In hindsight I should've taken her up on her offer as when I came back about ten minutes later, the last bag was gone. The salesperson asked her coworkers if anyone had accidentally taken it to the back or to the office they have access to, or even if they accidentally just put the stuff away. None of that was the case and she herself checked those areas to be sure. Ultimately it seems likely someone else in line took the package - either by accident or on purpose.

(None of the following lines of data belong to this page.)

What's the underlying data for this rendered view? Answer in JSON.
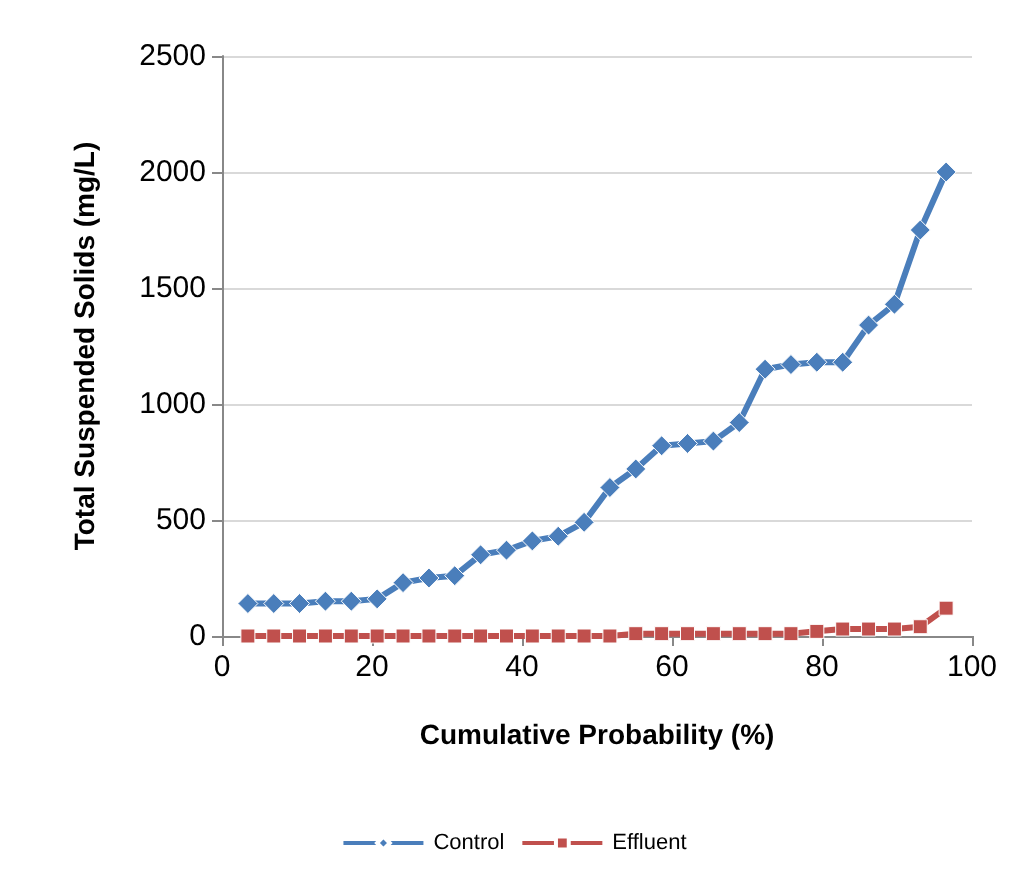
{
  "chart_data": {
    "type": "line",
    "xlabel": "Cumulative Probability (%)",
    "ylabel": "Total Suspended Solids (mg/L)",
    "x": [
      3.45,
      6.9,
      10.34,
      13.79,
      17.24,
      20.69,
      24.14,
      27.59,
      31.03,
      34.48,
      37.93,
      41.38,
      44.83,
      48.28,
      51.72,
      55.17,
      58.62,
      62.07,
      65.52,
      68.97,
      72.41,
      75.86,
      79.31,
      82.76,
      86.21,
      89.66,
      93.1,
      96.55
    ],
    "series": [
      {
        "name": "Control",
        "color": "#4a7ebb",
        "values": [
          140,
          140,
          140,
          150,
          150,
          160,
          230,
          250,
          260,
          350,
          370,
          410,
          430,
          490,
          640,
          720,
          820,
          830,
          840,
          920,
          1150,
          1170,
          1180,
          1180,
          1340,
          1430,
          1750,
          2000
        ]
      },
      {
        "name": "Effluent",
        "color": "#c0504d",
        "marker": "square",
        "values": [
          0,
          0,
          0,
          0,
          0,
          0,
          0,
          0,
          0,
          0,
          0,
          0,
          0,
          0,
          0,
          10,
          10,
          10,
          10,
          10,
          10,
          10,
          20,
          30,
          30,
          30,
          40,
          120
        ]
      }
    ],
    "xlim": [
      0,
      100
    ],
    "xticks": [
      0,
      20,
      40,
      60,
      80,
      100
    ],
    "ylim": [
      0,
      2500
    ],
    "yticks": [
      0,
      500,
      1000,
      1500,
      2000,
      2500
    ],
    "grid": "y",
    "legend": "bottom",
    "marker": "diamond",
    "line_style": "solid"
  }
}
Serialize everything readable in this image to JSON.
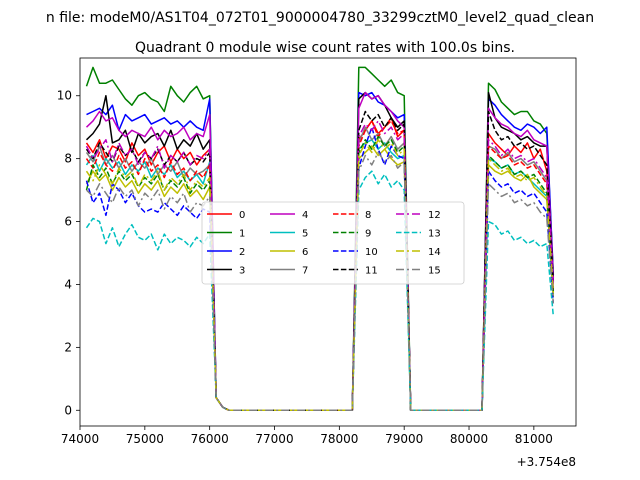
{
  "chart_data": {
    "type": "line",
    "suptitle": "n file: modeM0/AS1T04_072T01_9000004780_33299cztM0_level2_quad_clean",
    "title": "Quadrant 0 module wise count rates with 100.0s bins.",
    "xlabel": "",
    "ylabel": "",
    "x_offset_label": "+3.754e8",
    "xlim": [
      74000,
      81650
    ],
    "ylim": [
      -0.5,
      11.2
    ],
    "x_ticks": [
      74000,
      75000,
      76000,
      77000,
      78000,
      79000,
      80000,
      81000
    ],
    "y_ticks": [
      0,
      2,
      4,
      6,
      8,
      10
    ],
    "legend_location": "center",
    "x": [
      74100,
      74200,
      74300,
      74400,
      74500,
      74600,
      74700,
      74800,
      74900,
      75000,
      75100,
      75200,
      75300,
      75400,
      75500,
      75600,
      75700,
      75800,
      75900,
      76000,
      76100,
      76200,
      76300,
      76400,
      78100,
      78200,
      78300,
      78400,
      78500,
      78600,
      78700,
      78800,
      78900,
      79000,
      79100,
      80200,
      80300,
      80400,
      80500,
      80600,
      80700,
      80800,
      80900,
      81000,
      81100,
      81200,
      81300
    ],
    "series": [
      {
        "name": "0",
        "color": "#ff0000",
        "dash": "solid",
        "values": [
          8.5,
          8.2,
          8.6,
          8.0,
          8.4,
          8.3,
          7.9,
          8.5,
          8.1,
          8.3,
          7.8,
          8.2,
          8.4,
          7.9,
          8.3,
          8.0,
          8.2,
          7.8,
          8.1,
          8.3,
          0.4,
          0.1,
          0,
          0,
          0,
          0,
          8.6,
          8.9,
          9.2,
          8.8,
          9.0,
          9.3,
          8.7,
          8.9,
          0,
          0,
          8.8,
          8.5,
          8.3,
          8.1,
          8.4,
          8.2,
          8.5,
          8.0,
          8.3,
          7.6,
          4.2
        ]
      },
      {
        "name": "1",
        "color": "#008000",
        "dash": "solid",
        "values": [
          10.3,
          10.9,
          10.4,
          10.4,
          10.5,
          10.2,
          9.9,
          9.7,
          10.0,
          10.1,
          9.9,
          9.8,
          9.5,
          10.3,
          10.0,
          9.8,
          10.1,
          10.3,
          9.9,
          10.0,
          0.4,
          0.1,
          0,
          0,
          0,
          0,
          10.9,
          10.9,
          10.7,
          10.5,
          10.3,
          10.5,
          10.1,
          10.0,
          0,
          0,
          10.4,
          10.2,
          9.8,
          9.6,
          9.4,
          9.5,
          9.5,
          9.2,
          9.1,
          8.8,
          4.3
        ]
      },
      {
        "name": "2",
        "color": "#0000ff",
        "dash": "solid",
        "values": [
          9.4,
          9.5,
          9.6,
          9.4,
          9.7,
          8.9,
          9.4,
          9.2,
          9.3,
          9.4,
          9.1,
          9.2,
          9.3,
          9.1,
          9.2,
          9.0,
          9.2,
          9.0,
          8.9,
          9.9,
          0.4,
          0.1,
          0,
          0,
          0,
          0,
          10.1,
          10.0,
          10.1,
          9.8,
          9.7,
          9.5,
          9.3,
          9.4,
          0,
          0,
          9.9,
          9.7,
          9.4,
          9.2,
          9.0,
          8.9,
          9.1,
          9.0,
          8.8,
          9.0,
          4.3
        ]
      },
      {
        "name": "3",
        "color": "#000000",
        "dash": "solid",
        "values": [
          8.6,
          8.8,
          9.1,
          10.0,
          8.5,
          8.6,
          8.9,
          8.2,
          8.8,
          8.5,
          8.7,
          8.8,
          8.4,
          8.9,
          8.3,
          8.6,
          8.4,
          8.8,
          8.3,
          8.6,
          0.4,
          0.1,
          0,
          0,
          0,
          0,
          9.9,
          10.1,
          9.9,
          10.0,
          9.7,
          9.3,
          9.0,
          9.2,
          0,
          0,
          10.1,
          9.3,
          9.0,
          8.9,
          8.8,
          8.6,
          8.7,
          8.5,
          8.4,
          8.4,
          4.1
        ]
      },
      {
        "name": "4",
        "color": "#bf00bf",
        "dash": "solid",
        "values": [
          9.0,
          9.2,
          9.5,
          9.2,
          9.3,
          8.9,
          8.7,
          8.9,
          8.8,
          8.7,
          9.0,
          8.6,
          8.9,
          8.7,
          8.8,
          9.0,
          8.6,
          8.8,
          8.7,
          9.4,
          0.4,
          0.1,
          0,
          0,
          0,
          0,
          9.6,
          10.1,
          9.9,
          10.0,
          9.7,
          9.5,
          9.2,
          9.0,
          0,
          0,
          9.6,
          9.3,
          9.1,
          9.0,
          8.8,
          8.7,
          8.9,
          8.6,
          8.5,
          8.4,
          4.2
        ]
      },
      {
        "name": "5",
        "color": "#00bfbf",
        "dash": "solid",
        "values": [
          7.8,
          8.1,
          7.6,
          8.0,
          7.7,
          7.9,
          7.5,
          7.8,
          7.6,
          7.9,
          7.4,
          7.7,
          7.5,
          7.8,
          7.4,
          7.6,
          7.3,
          7.5,
          7.2,
          7.9,
          0.4,
          0.1,
          0,
          0,
          0,
          0,
          8.3,
          8.5,
          8.6,
          8.3,
          8.5,
          8.2,
          8.0,
          8.1,
          0,
          0,
          8.0,
          7.9,
          7.7,
          7.8,
          7.5,
          7.6,
          7.4,
          7.2,
          7.0,
          6.8,
          3.7
        ]
      },
      {
        "name": "6",
        "color": "#bfbf00",
        "dash": "solid",
        "values": [
          7.2,
          7.6,
          7.3,
          7.5,
          7.0,
          7.4,
          7.1,
          7.3,
          6.9,
          7.2,
          7.0,
          7.3,
          6.8,
          7.1,
          6.9,
          7.2,
          6.8,
          7.0,
          6.7,
          7.1,
          0.4,
          0.1,
          0,
          0,
          0,
          0,
          8.0,
          8.2,
          8.4,
          8.1,
          8.3,
          8.0,
          7.8,
          7.9,
          0,
          0,
          7.8,
          7.6,
          7.5,
          7.6,
          7.4,
          7.3,
          7.5,
          7.1,
          6.9,
          6.7,
          3.6
        ]
      },
      {
        "name": "7",
        "color": "#808080",
        "dash": "solid",
        "values": [
          8.2,
          7.9,
          8.4,
          7.8,
          8.1,
          7.7,
          8.0,
          7.6,
          7.9,
          7.7,
          8.0,
          7.5,
          7.8,
          7.6,
          7.9,
          7.4,
          7.7,
          7.5,
          7.6,
          7.8,
          0.4,
          0.1,
          0,
          0,
          0,
          0,
          8.5,
          9.0,
          8.6,
          8.8,
          8.4,
          8.7,
          8.3,
          8.5,
          0,
          0,
          8.4,
          8.3,
          8.0,
          8.2,
          7.9,
          8.0,
          7.8,
          7.9,
          7.6,
          7.3,
          3.9
        ]
      },
      {
        "name": "8",
        "color": "#ff0000",
        "dash": "dashed",
        "values": [
          8.0,
          7.7,
          8.2,
          7.8,
          7.6,
          8.1,
          7.7,
          7.9,
          7.5,
          8.0,
          7.6,
          7.8,
          7.4,
          7.9,
          7.5,
          7.7,
          7.3,
          7.6,
          7.4,
          7.8,
          0.4,
          0.1,
          0,
          0,
          0,
          0,
          8.4,
          8.9,
          9.2,
          8.7,
          9.0,
          9.2,
          8.8,
          8.9,
          0,
          0,
          8.4,
          8.2,
          8.0,
          8.1,
          7.8,
          7.9,
          7.7,
          7.8,
          7.5,
          7.2,
          3.8
        ]
      },
      {
        "name": "9",
        "color": "#008000",
        "dash": "dashed",
        "values": [
          7.0,
          7.8,
          7.4,
          7.7,
          7.2,
          7.6,
          7.3,
          7.5,
          7.1,
          7.4,
          7.2,
          7.5,
          7.0,
          7.3,
          7.1,
          7.4,
          6.9,
          7.2,
          7.0,
          7.3,
          0.4,
          0.1,
          0,
          0,
          0,
          0,
          8.2,
          8.6,
          8.3,
          8.7,
          8.4,
          8.6,
          8.2,
          8.4,
          0,
          0,
          8.1,
          7.9,
          7.7,
          7.8,
          7.5,
          7.6,
          7.4,
          7.5,
          7.2,
          6.9,
          3.7
        ]
      },
      {
        "name": "10",
        "color": "#0000ff",
        "dash": "dashed",
        "values": [
          7.3,
          6.6,
          6.9,
          6.2,
          7.2,
          7.0,
          6.6,
          6.9,
          6.5,
          6.3,
          6.4,
          6.3,
          6.6,
          6.4,
          6.2,
          6.5,
          6.3,
          6.1,
          6.4,
          6.3,
          0.4,
          0.1,
          0,
          0,
          0,
          0,
          7.7,
          8.4,
          9.0,
          8.3,
          7.8,
          8.4,
          8.1,
          8.0,
          0,
          0,
          7.6,
          7.3,
          7.1,
          7.2,
          6.9,
          7.0,
          6.8,
          6.9,
          6.6,
          6.3,
          3.4
        ]
      },
      {
        "name": "11",
        "color": "#000000",
        "dash": "dashed",
        "values": [
          8.3,
          8.0,
          8.5,
          8.2,
          7.9,
          8.4,
          8.1,
          8.3,
          7.9,
          8.2,
          8.0,
          8.3,
          7.8,
          8.1,
          7.9,
          8.2,
          7.8,
          8.0,
          7.9,
          8.2,
          0.4,
          0.1,
          0,
          0,
          0,
          0,
          8.9,
          9.5,
          9.2,
          9.4,
          9.0,
          9.3,
          8.9,
          9.1,
          0,
          0,
          9.5,
          8.9,
          8.6,
          8.7,
          8.4,
          8.5,
          8.3,
          8.4,
          8.1,
          7.8,
          4.1
        ]
      },
      {
        "name": "12",
        "color": "#bf00bf",
        "dash": "dashdot",
        "values": [
          8.4,
          8.0,
          8.3,
          8.6,
          7.9,
          8.5,
          8.1,
          8.3,
          7.8,
          8.2,
          8.0,
          8.4,
          7.7,
          8.1,
          7.9,
          8.2,
          7.8,
          8.1,
          8.0,
          8.3,
          0.4,
          0.1,
          0,
          0,
          0,
          0,
          8.7,
          9.1,
          8.9,
          9.2,
          8.8,
          9.0,
          8.6,
          8.8,
          0,
          0,
          8.6,
          8.4,
          8.1,
          8.3,
          8.0,
          8.1,
          7.9,
          8.0,
          7.7,
          7.4,
          4.0
        ]
      },
      {
        "name": "13",
        "color": "#00bfbf",
        "dash": "dashed",
        "values": [
          5.8,
          6.1,
          6.0,
          5.3,
          5.8,
          5.2,
          5.6,
          5.9,
          5.5,
          5.4,
          5.6,
          5.1,
          5.6,
          5.3,
          5.5,
          5.4,
          5.2,
          5.5,
          5.3,
          5.6,
          0.4,
          0.1,
          0,
          0,
          0,
          0,
          7.0,
          7.4,
          7.6,
          7.2,
          7.5,
          7.1,
          7.3,
          7.0,
          0,
          0,
          6.0,
          5.9,
          5.6,
          5.7,
          5.4,
          5.5,
          5.3,
          5.4,
          5.2,
          5.3,
          3.0
        ]
      },
      {
        "name": "14",
        "color": "#bfbf00",
        "dash": "dashdot",
        "values": [
          7.6,
          7.3,
          7.8,
          7.5,
          7.2,
          7.7,
          7.4,
          7.6,
          7.1,
          7.5,
          7.3,
          7.6,
          7.0,
          7.4,
          7.2,
          7.5,
          7.0,
          7.3,
          7.1,
          7.4,
          0.4,
          0.1,
          0,
          0,
          0,
          0,
          8.1,
          8.5,
          8.2,
          8.6,
          8.3,
          8.5,
          8.1,
          8.3,
          0,
          0,
          8.0,
          7.8,
          7.6,
          7.7,
          7.4,
          7.5,
          7.3,
          7.4,
          7.1,
          6.8,
          3.7
        ]
      },
      {
        "name": "15",
        "color": "#808080",
        "dash": "dashdot",
        "values": [
          7.0,
          6.8,
          7.2,
          6.9,
          6.6,
          7.1,
          6.8,
          7.0,
          6.5,
          6.9,
          6.7,
          7.0,
          6.4,
          6.8,
          6.6,
          6.9,
          6.3,
          6.6,
          6.5,
          6.8,
          0.4,
          0.1,
          0,
          0,
          0,
          0,
          7.6,
          8.1,
          7.8,
          8.2,
          7.9,
          8.1,
          7.7,
          7.9,
          0,
          0,
          7.2,
          7.0,
          6.8,
          6.9,
          6.6,
          6.7,
          6.5,
          6.6,
          6.3,
          6.1,
          3.4
        ]
      }
    ]
  }
}
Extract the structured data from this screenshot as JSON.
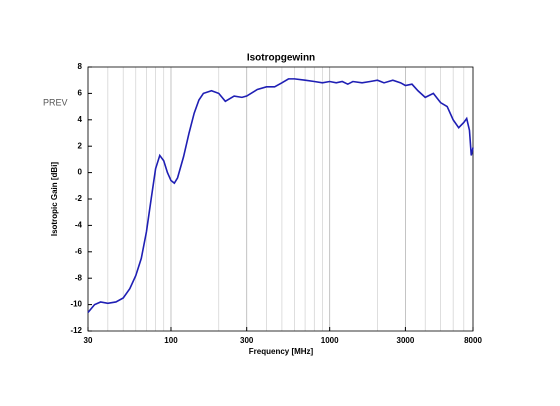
{
  "nav": {
    "prev": "PREV"
  },
  "chart_data": {
    "type": "line",
    "title": "Isotropgewinn",
    "x_label": "Frequency [MHz]",
    "y_label": "Isotropic Gain [dBi]",
    "xscale": "log",
    "xlim": [
      30,
      8000
    ],
    "xticks": [
      30,
      100,
      300,
      1000,
      3000,
      8000
    ],
    "ylim": [
      -12,
      8
    ],
    "yticks": [
      -12,
      -10,
      -8,
      -6,
      -4,
      -2,
      0,
      2,
      4,
      6,
      8
    ],
    "grid": true,
    "series": [
      {
        "color": "#1f1fb4",
        "x": [
          30,
          33,
          36,
          40,
          45,
          50,
          55,
          60,
          65,
          70,
          75,
          80,
          85,
          90,
          95,
          100,
          105,
          110,
          120,
          130,
          140,
          150,
          160,
          180,
          200,
          220,
          250,
          280,
          300,
          350,
          400,
          450,
          500,
          550,
          600,
          700,
          800,
          900,
          1000,
          1100,
          1200,
          1300,
          1400,
          1600,
          1800,
          2000,
          2200,
          2500,
          2800,
          3000,
          3300,
          3600,
          4000,
          4500,
          5000,
          5500,
          6000,
          6500,
          7000,
          7300,
          7600,
          7800,
          8000
        ],
        "values": [
          -10.6,
          -10.0,
          -9.8,
          -9.9,
          -9.8,
          -9.5,
          -8.8,
          -7.8,
          -6.5,
          -4.5,
          -2,
          0.3,
          1.3,
          0.9,
          0,
          -0.6,
          -0.8,
          -0.4,
          1.2,
          3,
          4.5,
          5.5,
          6.0,
          6.2,
          6.0,
          5.4,
          5.8,
          5.7,
          5.8,
          6.3,
          6.5,
          6.5,
          6.8,
          7.1,
          7.1,
          7.0,
          6.9,
          6.8,
          6.9,
          6.8,
          6.9,
          6.7,
          6.9,
          6.8,
          6.9,
          7.0,
          6.8,
          7.0,
          6.8,
          6.6,
          6.7,
          6.2,
          5.7,
          6.0,
          5.3,
          5.0,
          4.0,
          3.4,
          3.8,
          4.1,
          3.2,
          1.3,
          1.9
        ]
      }
    ]
  }
}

After going back to my car and bringing what bags I did have back, we went through the receipt to find out what was missing. She checked their inventory and replaced two of the missing items and refunded me for the other four items they didn't have. So now I have an uneven amount of the items I was going to give Mom - two incomplete sets. So those will be her birthday present as I'll have to get them somewhere else. There is a small bonus in this in that it will give me time to figure out how many she has in the set of what these belong with as I made a best guess.?But it's also inconvenient as I had wanted to give these now missing items to her for Christmas and what I'll now be giving her for her Christmas are the items that I had wanted to give her for her birthday (if that makes sense). Oh well.
If someone took the bag of my stuff on purpose then that's pretty bold of them as there were security cameras and it was fairly busy. If they did it on purpose they'll find the items to be somewhat odd - they are unique and will look odd next to the other items people might have of this type. On the other hand I don't know if they will be able to return the items as they don't have a receipt - but if they do return them (say to another Bay) I'm guessing all they'd get would be store credit.
If it was an accident though and someone took it as maybe their bags were placed next to it during their purchase then hopefully they will return it. The ladies in this department did take my contact information so I could get the set I had initially purchased if this was the case and the bag gets dropped off.
Ultimately this wasn't a nightmare but it definitely was a bit of an inconvenience as it ate up a huge chunk of what little time I had left to get to the last place I wanted to go to yesterday. Certainly a first world problem.
Time for me to get some sleep now, I have to get up early and wrap some gifts and then deliver them. Then I'll be meeting my mom and will see the movie Jackie in the afternoon before going home and having a restful Christmas Eve. Happy holidays and merry Christmas to everyone who reads this, I hope you have everything you need for the holidays and get everything you want. Take care and be safe!